Madsen himself has said:
"I was completely confused with that character. I really didn't know what the
fuck to do. I mean, the guy is on the internet and he is stockbroker and he's a
businessman and he has an office with a staff. He wears nice shirts, suits. He
drives a nice car. I could not relate to it at all. I did not know what the fuck
it was."
Madsen shows some real potential as a film critic!
Although he might want to learn how to use contractions first.
The really bad news is that Madsen and Argento's deadpan performances seem like
the hyperkinetic work of Lawrence Olivier and Vivien Leigh compared to the
performance of Kim Gordon, Courtney Love's pal and the singer/bassist from Sonic
Youth, who is cast in a minor role. She delivered her lines as if she couldn't
understand English at all and had to pronounce it phonetically by spitting out memorized syllables
in a monotone. Other than a lack of time in the shooting schedule, the only
possible
explanation for why Assayas didn't re-shoot Gordon's scenes is that his own
English is not up to a standard where he could hear how badly she was reading
her lines. On the other hand, Gordon also had some dialogue in Cantonese. (!!)

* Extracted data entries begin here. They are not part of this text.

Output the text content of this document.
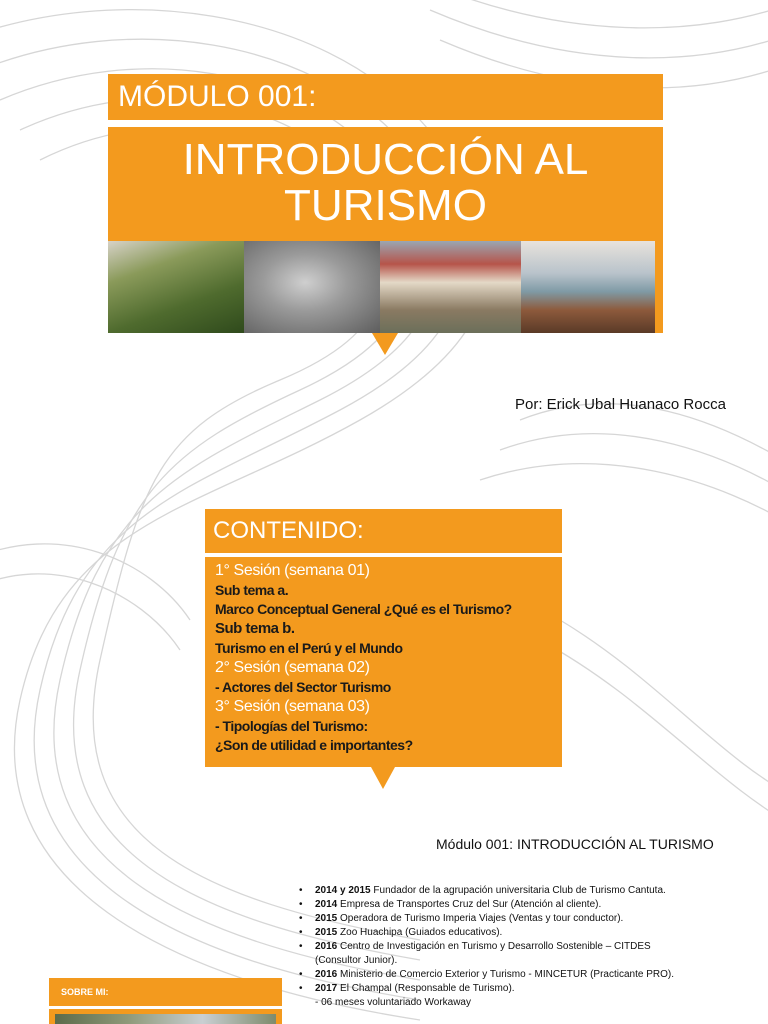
MÓDULO 001:
INTRODUCCIÓN AL
TURISMO
Por: Erick Ubal Huanaco Rocca
CONTENIDO:
1° Sesión (semana 01)
Sub tema a.
Marco Conceptual General ¿Qué es el Turismo?
Sub tema b.
Turismo en el Perú y el Mundo
2° Sesión (semana 02)
- Actores del Sector Turismo
3° Sesión (semana 03)
- Tipologías del Turismo:
¿Son de utilidad e importantes?
Módulo 001: INTRODUCCIÓN AL TURISMO
• 2014 y 2015 Fundador de la agrupación universitaria Club de Turismo Cantuta.
• 2014 Empresa de Transportes Cruz del Sur (Atención al cliente).
• 2015 Operadora de Turismo Imperia Viajes (Ventas y tour conductor).
• 2015 Zoo Huachipa (Guiados educativos).
• 2016 Centro de Investigación en Turismo y Desarrollo Sostenible – CITDES
(Consultor Junior).
• 2016 Ministerio de Comercio Exterior y Turismo - MINCETUR (Practicante PRO).
• 2017 El Champal (Responsable de Turismo).
- 06 meses voluntariado Workaway
SOBRE MI:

Perhaps she is the Cantonese Meryl Streep.
The film is not completely without merit. There are a couple of fairly decent
Bourne Light action scenes and the basic plot is interesting, albeit told
in an utterly confusing way. Those few positives make it a better film than Demonlover, but that is faint praise indeed. Viewed in the broad perspective,
Boarding Gate
is a thriller in which the plot is confusing, the acting is indifferent at best,
long stretches include no forward momentum, and some parts are presented in foreign
languages without subtitles.
If you run a film school, I wouldn't recommend placing Assayas
in charge. In fact, I wouldn't even recommend admitting him
as a student, unless you have a remedial education department.